OK, so I love this story. It's not movie-related, beyond that an enterprising documentarian might make it into an interesting film. It's a music story.
It's the story of a guitarist/bassist named Jason Everman. Why should you know Jason Everman? You shouldn't, and that's the point.
A long time ago, about twenty years in fact, in a town called Seattle, there were a couple of friends who were in a band. Wanting to record a debut album and supposedly needing some dough to cover the costs, they sought to add a fourth member to their three-piece outfit. The band hired a fourth member, who helped finance the recording. He got in on the promo photo. He got an album credit. But supposedly he never played a single note on the released album. The fourth member, a guitarist, hit the road with the band, but supposedly his stage presence was a little too "showbiz" for the band's punk ethic. Therefore, he was fired shortly thereafter.
That fourth member was named Jason Everman. The two friends, in case you haven't guessed, were named Chris (later Krist) Novoselic and Kurt Cobain. After several early name changes, the band had settled on the name Nirvana. So Jason Everman joined a long line of men whose patron saint is Pete Best, the drummer fired from the Beatles a few weeks before the release of "Love Me Do." So Jason Everman became the Pete Best of Nirvana. (Actually, arguably one of them. The drummer at the time, Chad Channing, would have his own Pete Best moment. In fact, Nirvana went through something like five drummers before hiring the sixth, Dave Grohl, a few months before Nevermind. Zillions of records later, Grohl must count himself as one of the luckiest men on the face of the Earth, considering his perfect timing.)

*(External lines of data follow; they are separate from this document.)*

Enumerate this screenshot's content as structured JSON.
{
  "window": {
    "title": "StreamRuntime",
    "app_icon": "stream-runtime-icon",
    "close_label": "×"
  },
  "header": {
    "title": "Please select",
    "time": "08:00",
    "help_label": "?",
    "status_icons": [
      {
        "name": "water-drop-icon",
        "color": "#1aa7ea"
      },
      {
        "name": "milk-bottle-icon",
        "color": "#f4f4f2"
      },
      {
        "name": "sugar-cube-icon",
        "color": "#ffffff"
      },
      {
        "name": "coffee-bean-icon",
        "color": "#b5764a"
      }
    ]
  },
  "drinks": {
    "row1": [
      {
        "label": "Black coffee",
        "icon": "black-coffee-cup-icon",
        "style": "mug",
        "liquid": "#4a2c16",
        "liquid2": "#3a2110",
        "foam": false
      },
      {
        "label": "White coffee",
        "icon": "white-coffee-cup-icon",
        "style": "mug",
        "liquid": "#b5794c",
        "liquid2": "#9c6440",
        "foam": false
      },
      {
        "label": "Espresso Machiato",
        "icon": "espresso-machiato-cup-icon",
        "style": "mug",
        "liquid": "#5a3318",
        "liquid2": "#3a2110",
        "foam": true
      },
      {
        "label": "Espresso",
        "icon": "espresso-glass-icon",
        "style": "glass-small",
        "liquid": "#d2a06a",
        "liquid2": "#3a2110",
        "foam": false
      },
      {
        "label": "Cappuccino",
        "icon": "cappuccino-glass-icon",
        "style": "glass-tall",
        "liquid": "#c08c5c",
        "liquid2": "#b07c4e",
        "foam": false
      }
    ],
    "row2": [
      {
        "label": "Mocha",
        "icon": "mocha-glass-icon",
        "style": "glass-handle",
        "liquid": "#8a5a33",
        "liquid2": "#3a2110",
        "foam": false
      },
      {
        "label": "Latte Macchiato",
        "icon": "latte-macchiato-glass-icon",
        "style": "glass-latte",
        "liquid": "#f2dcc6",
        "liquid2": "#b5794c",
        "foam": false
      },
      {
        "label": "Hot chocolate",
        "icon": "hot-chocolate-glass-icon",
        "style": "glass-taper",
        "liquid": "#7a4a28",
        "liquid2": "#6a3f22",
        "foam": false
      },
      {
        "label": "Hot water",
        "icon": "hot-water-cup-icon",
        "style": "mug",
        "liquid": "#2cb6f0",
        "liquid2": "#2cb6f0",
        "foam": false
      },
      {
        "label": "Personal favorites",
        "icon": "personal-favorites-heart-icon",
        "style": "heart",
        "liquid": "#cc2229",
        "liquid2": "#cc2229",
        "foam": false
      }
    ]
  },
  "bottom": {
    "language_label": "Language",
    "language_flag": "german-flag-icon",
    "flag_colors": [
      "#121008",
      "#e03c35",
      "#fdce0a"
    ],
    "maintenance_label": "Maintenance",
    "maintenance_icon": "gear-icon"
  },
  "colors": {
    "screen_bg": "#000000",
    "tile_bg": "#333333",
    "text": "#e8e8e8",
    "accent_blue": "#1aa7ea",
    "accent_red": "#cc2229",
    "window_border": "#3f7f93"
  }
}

But that wasn't the end of Jason Everman's story. Having been fired by (he claimed "left") the then unknown Nirvana, Everman had the good fortune to latch on to play bass in another young Seattle band. With this band. he recorded a few Beatles covers that would later show up as B-sides or in collections. And naturally he got in on some promo photos and such. But once again, Everman was found to be out of step with the band's persona. So once again he was relieved of his duties. The name of that band was Soundgarden.
So Jason Everman managed to get fired not once, but twice by iconic bands that turned out to be on the brink of stardom. All within the space of about a year. As I've seen it said, that's like Pete Best getting fired by The Beatles and then getting hired and fired by The Who. Thus, Jason Everman joined the short list for unluckiest man on the face of the Earth.
But that's not the end of the story. Everman went on to join a band called Mindfunk. True to form, he lasted one album there. Likely frustrated at this point, Everman enlisted in the Army. It turns out that Everman was a much more successful soldier than a musician. In the military, he would join the elite Special Forces. He would see action in both Afghanistan and Iraq. And how do we know this? Because completely at random, he was interviewed for this New Yorker piece. The article covers a showing of a play about Iraq, with a group of veterans in attendance commenting on it afterward. It's an interesting interview. Everman sounds like a rational and coherent Col. Kurtz in Apocalypse Now, talking about something close to a poet-warrior ideal. There's a funny moment in there. His friend mentions that he's already fulfilled the artistic ideal portion of his journey. Everman casually mentions he was a guitarist. The writer, naturally, only learned later that she had been speaking to a fascinating footnote of rock history.
So what is Everman doing nowadays? Oh, studying philosophy at Columbia. Not a bad gig, really. Pretty impressive. Would it be too glib to suggest that he has had plenty of experience staying philosophical? I'll say it anyway. If yiou believe in karma, you have to figure this guy will one day be President of the United States.
So anyway, Chad Channing. An interesting story there, too. Channing was the drummer for Nirvana's debut album Bleach. He laid down some demos for Nevermind that Grohl would later follow. How did he leave? It seems like there were a couple theories, mostly involving his desire to contribute to the songwriting. He actually gets a credit on Sliver ("Grandma, take me home/Grandma, take me home"). When that didn't happen, he "lost his inspiration" and was fired, or left, or something. That was a year before Nevermind. That gives him a legitimate claim to Pete Best status, particularly being a drummer. He played in obscure bands since then. Then suddenly a few years ago, he put together a band with him in the lead, named it Before Cars, and released some material. You got to salute the guy for plugging away.
There are some great articles out there about Pete Best types. The best, I think, is the guitarist who left The Police to join another band because he thought it had a better chance at success. The frontman for that band was a transvestite. Does that choice look as baffling to you as it does to me?